Le chœur a subit une nouvelle reconstruction partielle au XIIIe siècle. Sa petite porte sud obstruée, ses contreforts à longs glacis oblique sont issus de cette « phase V ».
Les contreforts d’angle de la façade occidentale en revanche, placés en obliques, me semblent avoir été refaits au XVe siècle, en même temps sans doute que l’on reprenait le talus de soubassement formant empiètement de la façade, où se rencontre une arkose légèrement pourpre bien spécifique à cette phase de reprise (« phase VI »). Il se pourrait que l’on ait aussi adjoint à cette période un porche couvert (aujourd’hui disparu mais dont la trace est visible sur les clichés du début du XXe siècle) au-devant de la façade.

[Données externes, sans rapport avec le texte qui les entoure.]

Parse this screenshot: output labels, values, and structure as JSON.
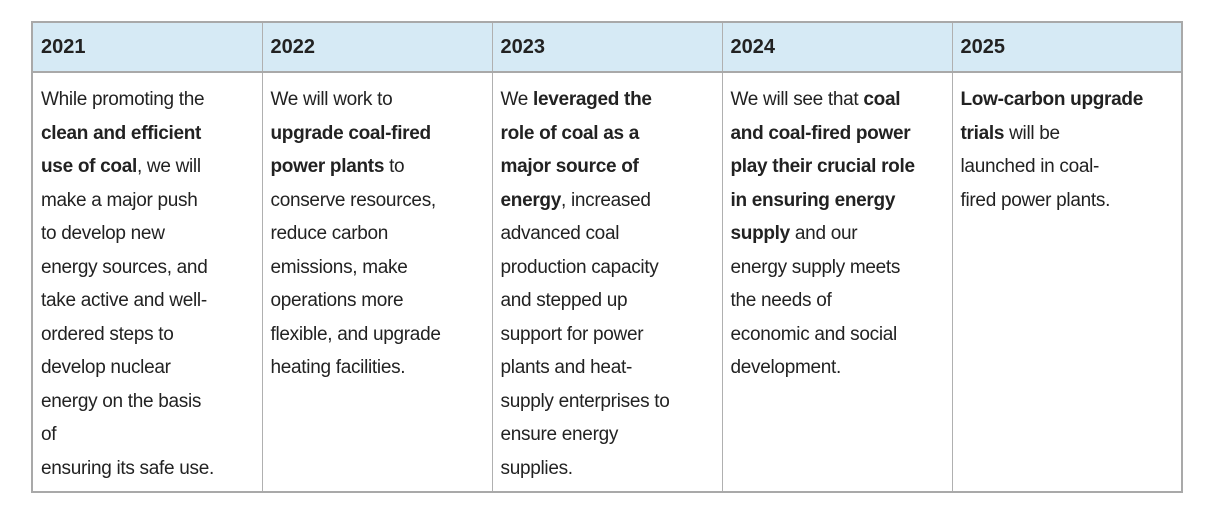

L’option qui a été prise alors de dresser à la verticale les deux gisants fin XII/début XIIIe ( ?) insérés dans ces contreforts, correspond sans doute à un moment de l’histoire où la mémoire de ces défunts, membres de la famille des patrons laïcs de la paroisse, s’était un peu dissoute, et où un nouveau lignage avait pu investir le chœur pour s’y faire inhumer , ce qui nécessitait d’y faire de la place ! (cf. succession référencée de la famille de Joganville aux de Mons c. 1375).
D’autres phases de reprises plus tardives, avec notamment l’addition d’une tour de clocher logeant en rdc une chapelle latérale, la construction de la chapelle nord, puis le percement des nouvelles baies mériteraient d’être analysée avec plus de précision. Il semble toutefois que l’on puisse assigner à l’ensemble de ces ajouts et modifications une date à peu près similaire, vers le milieu ou la seconde moitié du XVIIe siècle (phase VII). La tour de clocher semble appartenir intégralement à cette période tardive. Les baies en arcs cintrés de grande ouverture qui ont remplacées l’ensemble des fenêtres antérieures des gouttereaux de la nef et du choeur, apparaissent aussi représentatives du XVIIe siècle. Le parti intérieur qui a consisté à placer des pilastres étroits dans les chapelles latérales pourrait indiquer la présence d’une voûte en berceau avec arc doubleau, type de procédé que l’on ne trouve pas dans ce secteur du Cotentin avant les années 1630 environ. Le choeur avait probablement été modifié lui aussi pour recevoir un tel voûtement. Malheureusement les reprises postérieures, celles en particulier de l’après-guerre, en ont visiblement effacé toute trace.
L’étude de la phase de « restauration » de l’après-guerre (phase VIII) nécessiterait que l’on puisse retrouver des archives s’y rapportant. Il s’agit comme nous l’avons indiqué, d’une reprise très importante qui a en particulier affecté toute la couverture et les niveaux de sols.
À noter qu’il existe ici un enjeu particulier d’étude et de conservation des statuaires exposées en extérieur. Si les gisants de la façade appartiennent à l’histoire de l’édifice et ne gagneraient probablement pas à être protégés à l’intérieur, la question reste plus ouverte pour la Trinité souffrante du XVe siècle placée dans la niche de la chapelle nord, difficilement visible. Son iconographie mériterait en particulier d’être vérifiée.